Thankyou I'd love to try it out
Yeah...you've got problems. I'm a bit of a 'history of technology' buff and what the news media has portrayed here in the US I will interpret as basically climbing your way down the technology ladder. I would suggest the following:
1. If you can't find Lye, which is SODIUM hydroxide, you can also make liquid soap from POTASSIUM hydroxide.
2. If you really insist on hard soap, you will need Sodium Hydroxide (NaOH). See link HERE --> http://www.instructables.com/id/How-...ium-hydroxide/ If batteries are scarce in Argentina, PM me and I'll send you some links how to generate electricity with things you can probably find. Not 'power the house" electricity, but "make a small batch of chemicals" electricity.
3. If liquid'ish soap, good enough for body washing, is good enough for you, then see How to Make Lye: 13 Steps (with Pictures) - wikiHow
4. Note that 2 and 3 make DIFFERENT forms of lye. I send you these links because if you can't get soap, it's highly unlikely you will be able to find Lye (Sodium Hydroxide NaOH) or Potassium Hydroxide.
5. You need to enter the correct type into the 'soap calculator'. See soap calculator --> SoapCalc
Note that the soap calculator allows you to choose a HUGE array of different oils: coconut oil, pig fat, beef fat, palm oil, peanut oil, olive oil, etc. The problem you will have is determining lye strength using what you get from the above links. You should go one step further and simmer (NOT BOIL) the lye until it is a dry powder. Then you can dissolve the correct amount. You can also check the pH for 'neutrality' or 'baseness' using litmus paper. You want your soap to have neutral pH. Hugely important, and hugely hugely important for soap used on children, the elderly, or beautiful ladies with radiant skin. Not so important for macho manly men that don't care about walking around with huge chemical burns on their dumb selves.

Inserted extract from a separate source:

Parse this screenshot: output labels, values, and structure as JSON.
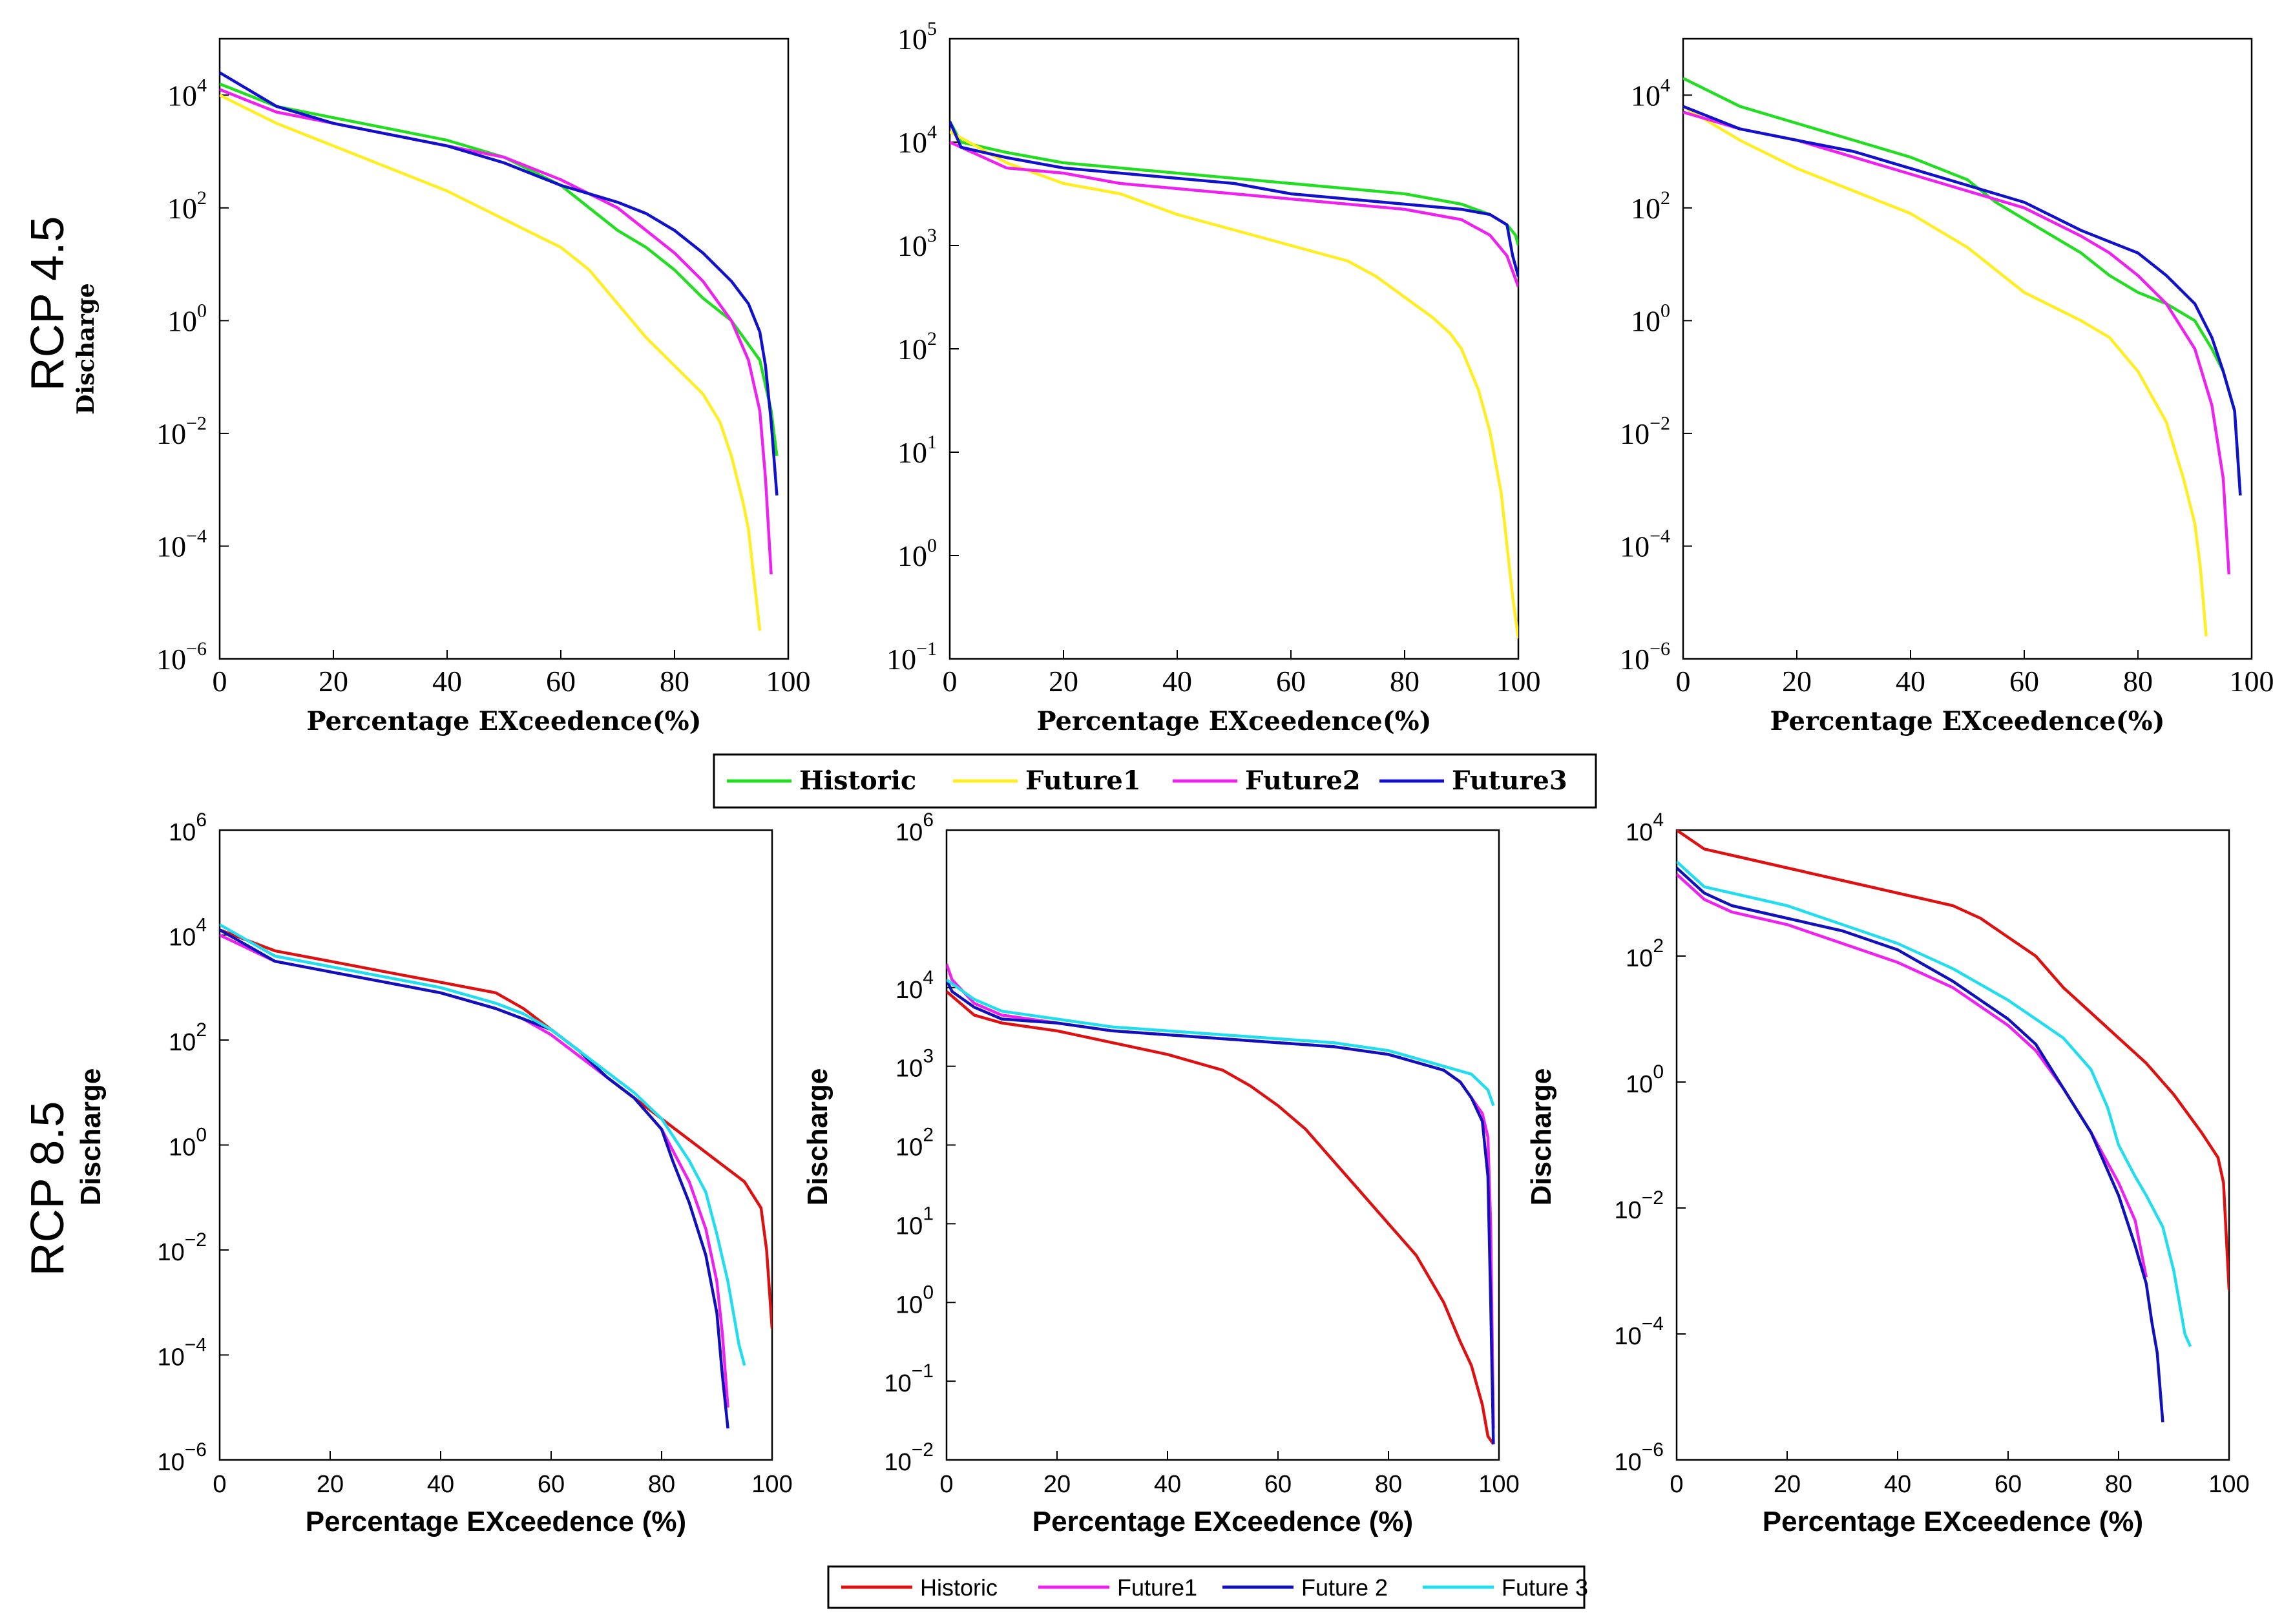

6. But....if you can't find soap, you sure as heck won't find litmus paper or pH meters. See here --> Test papers: Journey to Forever
One more thing...manteca as the word is used in the local 'pocho' dialect in Texas does not mean 'butter', it means rendered pig fat. Butter...meaning thoroughly churned milk....is not used in the soap recipes I have seen. I believe that is the case because butter is not pure fat and not pure oil (fat=oil).